Devoured - May 01, 2026
What does using AI for post-mortems actually mean? (4 minute read)

What does using AI for post-mortems actually mean? (4 minute read)

DevOps Read original

AI-assisted incident post-mortems risk creating convincing documents that nobody owns if automation replaces human analysis rather than just handling the prep work.

What: A perspective piece from incident.io arguing that AI should compress incident data (timelines, drafts, context) but humans must still synthesize the actual insights, conclusions, and action items from post-mortems.
Why it matters: The most dangerous outcome isn't obviously bad AI output, but polished documents that sound right yet bypass the team learning process that makes post-mortems valuable.
Takeaway: Use AI to automate assembling timelines and generating first drafts from incident data, but ensure your team still owns the analysis of why things happened and which fixes actually matter.
Decoder
  • Post-mortem: A document analyzing what happened during an incident, why it happened, and what should change to prevent recurrence
Original article

What does using AI for post-mortems actually mean?

Everyone is using AI to help with post-mortems now. The pitch is obvious: post-mortems are time-consuming, the blank page is brutal, and AI is very good at producing structured, confident-sounding documents quickly.

We're not here to push back on that. We've built AI into our own post-mortem experience, pulling your Slack thread, timeline, PRs, and custom fields together and giving your team a meaningful starting point in seconds. We think that's genuinely valuable, and the teams using it agree.

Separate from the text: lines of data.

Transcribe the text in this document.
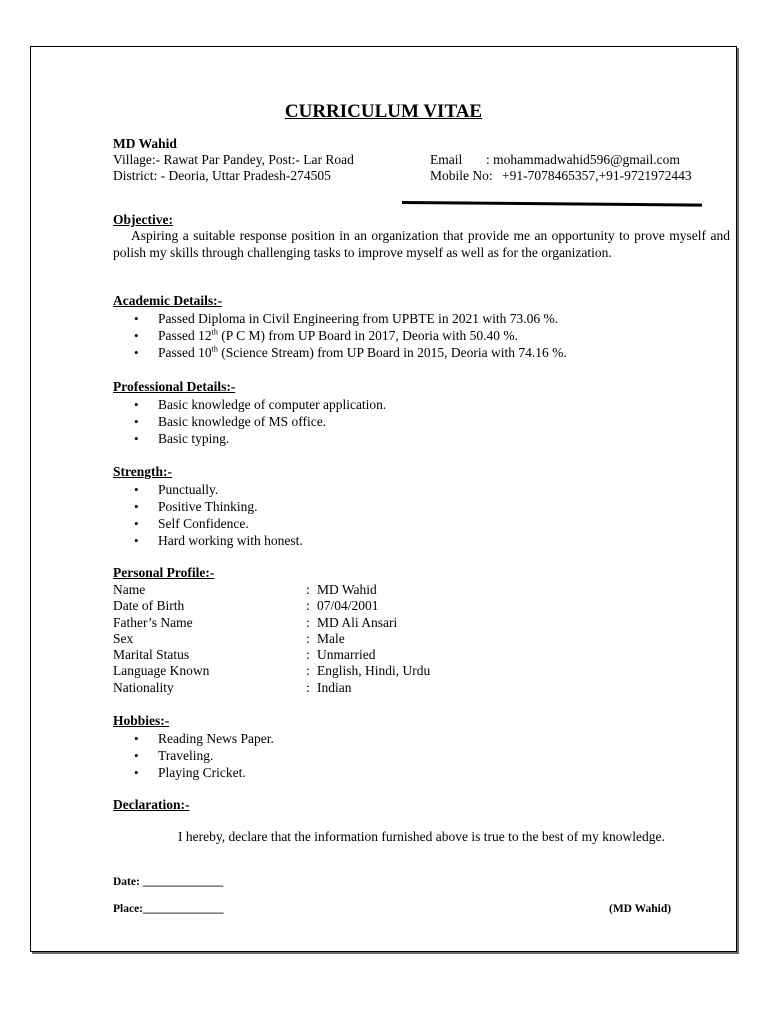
CURRICULUM VITAE
MD Wahid
Village:- Rawat Par Pandey, Post:- Lar Road
District: - Deoria, Uttar Pradesh-274505
Email : mohammadwahid596@gmail.com
Mobile No: +91-7078465357,+91-9721972443
Objective:
Aspiring a suitable response position in an organization that provide me an opportunity to prove myself and polish my skills through challenging tasks to improve myself as well as for the organization.
Academic Details:-
• Passed Diploma in Civil Engineering from UPBTE in 2021 with 73.06 %.
• Passed 12th (P C M) from UP Board in 2017, Deoria with 50.40 %.
• Passed 10th (Science Stream) from UP Board in 2015, Deoria with 74.16 %.
Professional Details:-
• Basic knowledge of computer application.
• Basic knowledge of MS office.
• Basic typing.
Strength:-
• Punctually.
• Positive Thinking.
• Self Confidence.
• Hard working with honest.
Personal Profile:-
Name	: MD Wahid
Date of Birth	: 07/04/2001
Father’s Name	: MD Ali Ansari
Sex	: Male
Marital Status	: Unmarried
Language Known	: English, Hindi, Urdu
Nationality	: Indian
Hobbies:-
• Reading News Paper.
• Traveling.
• Playing Cricket.
Declaration:-
I hereby, declare that the information furnished above is true to the best of my knowledge.
Date: ______________
Place:______________	(MD Wahid)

But "AI for post-mortems" can mean very different things. There's a version that makes post-mortems faster and better. And there's a version that makes them faster and quietly useless. The difference isn't obvious from the outside — which is exactly why it's worth being precise about.


The trap

AI-assisted post-mortems tend to look great. Structured, confident, plausible. Then someone reads it closely and realises: nobody actually said that. Nobody owns that conclusion. The "lessons learned" at the bottom read like something a consultant wrote, not something the team believes.

That's the trap, and it's subtle. The most dangerous AI-assisted post-mortem isn't the one that's obviously wrong. It's the one that sounds exactly right, but was produced without anyone doing the real thinking.

A post-mortem's value isn't in the document. It's in the team that genuinely worked out what happened, and why. If AI short-circuits that process, it short-circuits the learning. You end up with beautifully formatted docs that sit in a folder and change nothing. Faster to produce, yes. But also useless in the ways that matter.


Compression vs. synthesis

Here's the distinction we keep coming back to.

Compression is taking something sprawling — a messy incident channel, a fragmented timeline, a dozen overlapping threads — and making it navigable. It's what your team needs to get started, and it's what AI does well:

  • Assembling a timeline from alerts, Slack messages, and PRs so nobody has to piece it together manually
  • Generating a structured first draft from your incident context so the document exists before anyone has to stare at a blank page
  • Reviewing a draft for completeness, flagging gaps, missing owners, unanswered questions
  • Surfacing relevant context from past incidents so patterns don't get missed

This is the mechanical, time-consuming prep work that often just doesn't happen because the incident is over, everyone's exhausted, and there are three other things on fire. It should be automated. It can be.

Synthesis is different. It's understanding why contributing factors aligned the way they did, not just what happened, but what it reveals about your system. It's deciding which follow-up actions actually matter versus which ones are wishful thinking that'll drift out of the backlog. It's naming the organisational or cultural issues that a technical fix won't touch. It's the conclusion someone has to own, and be able to defend.

Synthesis that nobody owns is just prose. It doesn't matter how well-written it is. The value is in the team that produced it, believes it, and does something about it.


What this means in practice

AI can meaningfully reduce the time it takes to produce a post-mortem. The raw material — timeline, context, structure — can be ready in minutes rather than hours. That's real.

But "faster to produce" and "faster to learn from" are not the same thing. The synthesis — the actual work of understanding what happened and deciding what changes — still takes the time it takes. It should. That's where the value is.

The mental model we use: AI handles the effort so humans can focus on the insight. Not AI instead of thinking. AI so the thinking can actually happen.